Figure 5. GTSE1 modulates focal adhesion disassembly in an EB1-dependent manner.

(A) Immunofluorescence of U2OS cells transfected with control (CON) or GTSE1 siRNA for 24 h followed by serum starvation for 48 h, stained for vinculin. Focal adhesions persist in cells depleted of GTSE1. Scale bar represents 10 microns. (B) Quantification of focal adhesion (FA) disassembly from experiments from (A). The percentage of cells containing 10 or more focal adhesions after serum starvation-induced disassembly was determined (n = >50 cells per experiment, 3 experiments for each condition). * indicates p<0.05 as determined by a Student’s t test. (C) Western blot of U2OS cells transfected with control (CON) or GTSE1 siRNA and serum-starved for 48 h, blotted with anti-GTSE1, anti-FAK, anti-vinculin, and anti-actin. (D) Immunofluorescence of U2OS cells transfected with control (CON) or GTSE1 siRNA for 36 hours. Cells were imaged after treatment with nocodazole for 4 hours, and 60 minutes following washout of nocodazole to allow microtubule regrowth. Cells are stained for vinculin and actin. GTSE1-depleted cells contain more focal adhesions that wild-type following microtubule regrowth. Scale bar represents 10 microns. (E) Quantification of focal adhesion disassembly in U2OS cells, following the assay described in (D).
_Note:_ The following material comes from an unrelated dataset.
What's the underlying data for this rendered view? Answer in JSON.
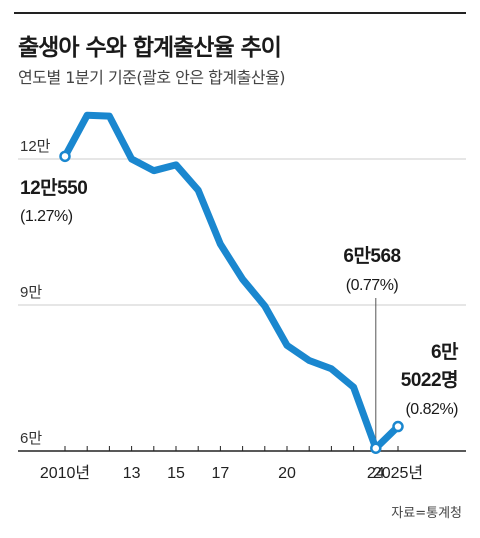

Cells stably expressing RNAi-resistant wild-type GTSE1-GFP (GTSE1^WT ₂₀₄) or GTSE1-GFP mutated at the SKIP motifs (GTSE1^Sk ₂₀₂) were additionally assayed. Quantification was performed as described in (B). Cells containing only mutant GTSE1 unable to interact with EB1 or track growing microtubule ends are deficient for microtubule-dependent focal adhesion disassembly.